As mentioned above, firewall logs are incredibly useful for malicious software tracking – but only as long as outbound connections (successful and blocked) are recorded in logs.
Since modern IDS and IPS devices have signatures for network malware detection including worms, viruses, and spyware, their logs are useful for learning the impact to infected systems, as well as the number and nature of infection attempts in your environment.
Even looking at the logs from your anti-virus can be incredibly helpful to detect situations when an anti-virus tools detects the “evil presence” but fails to clean it automatically. A characteristic log message is generated by most major antivirus vendor tools in such circumstances. This log may be your sole indication that the system is infected.
These logs are useful for detecting the occurrences where the malware tries to damage an antivirus tool or interfere with its update mechanism, thereby preventing the up-to-date virus signatures from being delivered. Whenever an anti-virus software process dies, a log is created by the system, and reviewing such log records can serve as early indication of a possible incident, as well as provide key evidence further in the investigation.
Additionally, modern anti-virus software will log when an update is applied, and indicate if an update fails, leaving the system unprotected, AND when an update succeeds. As a result, the log will serve as evidence as to the state of your protection. If the machine still has malware despite having updated anti-virus signatures, it means that the malware specimen is probably too new for the AV tool to catch.

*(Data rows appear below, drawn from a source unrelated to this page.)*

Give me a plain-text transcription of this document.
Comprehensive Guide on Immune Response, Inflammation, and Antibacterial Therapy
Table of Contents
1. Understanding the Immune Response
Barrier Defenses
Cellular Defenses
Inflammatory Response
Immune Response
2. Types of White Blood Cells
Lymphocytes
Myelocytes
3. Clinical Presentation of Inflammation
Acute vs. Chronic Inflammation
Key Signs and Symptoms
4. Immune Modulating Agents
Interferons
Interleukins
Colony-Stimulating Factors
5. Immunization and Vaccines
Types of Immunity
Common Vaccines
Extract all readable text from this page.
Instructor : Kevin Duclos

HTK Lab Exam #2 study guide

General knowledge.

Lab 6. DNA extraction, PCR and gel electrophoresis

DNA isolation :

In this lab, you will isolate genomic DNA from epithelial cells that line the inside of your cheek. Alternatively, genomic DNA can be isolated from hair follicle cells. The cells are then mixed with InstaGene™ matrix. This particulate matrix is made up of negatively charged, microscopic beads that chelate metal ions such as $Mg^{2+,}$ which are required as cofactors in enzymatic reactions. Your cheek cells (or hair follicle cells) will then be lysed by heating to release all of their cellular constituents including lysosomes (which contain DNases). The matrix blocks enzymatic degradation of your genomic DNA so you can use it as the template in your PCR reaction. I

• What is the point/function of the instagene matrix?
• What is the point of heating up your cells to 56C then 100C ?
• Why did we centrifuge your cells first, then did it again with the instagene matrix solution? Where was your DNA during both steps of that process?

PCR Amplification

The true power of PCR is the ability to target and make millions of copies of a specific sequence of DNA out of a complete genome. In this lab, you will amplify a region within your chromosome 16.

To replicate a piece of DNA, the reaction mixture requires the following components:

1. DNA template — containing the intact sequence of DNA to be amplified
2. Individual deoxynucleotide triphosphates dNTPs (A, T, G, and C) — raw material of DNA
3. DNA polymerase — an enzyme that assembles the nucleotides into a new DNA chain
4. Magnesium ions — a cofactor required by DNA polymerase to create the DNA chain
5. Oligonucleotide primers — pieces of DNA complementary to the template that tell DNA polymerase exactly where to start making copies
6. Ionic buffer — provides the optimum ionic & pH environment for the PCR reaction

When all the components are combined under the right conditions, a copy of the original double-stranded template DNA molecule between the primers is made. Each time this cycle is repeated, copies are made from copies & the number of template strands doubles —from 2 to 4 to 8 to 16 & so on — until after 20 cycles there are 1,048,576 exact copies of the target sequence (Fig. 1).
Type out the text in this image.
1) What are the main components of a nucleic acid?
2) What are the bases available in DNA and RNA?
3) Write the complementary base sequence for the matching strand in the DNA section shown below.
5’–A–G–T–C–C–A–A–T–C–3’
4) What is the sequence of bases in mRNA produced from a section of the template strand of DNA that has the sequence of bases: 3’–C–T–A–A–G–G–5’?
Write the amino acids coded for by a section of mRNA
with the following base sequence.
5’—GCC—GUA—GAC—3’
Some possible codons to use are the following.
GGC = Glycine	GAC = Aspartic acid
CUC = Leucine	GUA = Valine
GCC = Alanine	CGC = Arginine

Web proxy logs can be used for detection of file uploads and other outbound information transfers via the web, initiated by data-stealing malware. Looking for methods and content-type in combination with either known suspicious URLs or user-agent (i.e. web client type) can often reveal spyware infections that are actively collecting data and channeling it out of your environment. Admittedly, a well-written spyware can certainly fake the user-agent field, but it can be useful to add to our query above. Proxy logs may indicate a pattern of activity where a machine shows a set of connections and data uploads in rapid sequence with attempts to many systems suggesting malware may be the cause.
Operating system logs are also useful for malware tracking since modern operating systems will require software updates and process terminations – and both can be performed by malicious software. Even simply logging the application launches with process names allows us to match those names against known lists of malware applications, sometimes with surprising and scary results.
Quick Case Study
In one recent example, in a recent case a regular desktop was seen scanning all over the internal network. This was discovered by analyzing the firewall logs and uncovering a spike in volume after this scanning started en masse. The desktop was quickly cut from the network soon after this discovery, and an incident was declared. When the system was investigated, an impressive array of malware was discovered – along with a dead anti-virus software, killed by the malware. Logs also helped to answer the question “Did it infect anybody else?!” For this purpose, the same logs from firewalls revealed that no other system manifested such scanning apart from the investigated one. So, it was determined that the scanning campaign didn’t lead to infections of other systems.
To conclude, nowadays, anti-virus solutions are MUCH more likely to miss the malware, compared to a few years ago. Logs present a critical piece of information for detecting and investigating infections. Automatically collecting, baselining, and analyzing logs will sometimes result in faster detections then only using anti-virus tools. By using a log management tool to collect and analyze firewall, IDS/IPS, server and web proxy logs you can quickly find evidence of malware activities across systems and networks.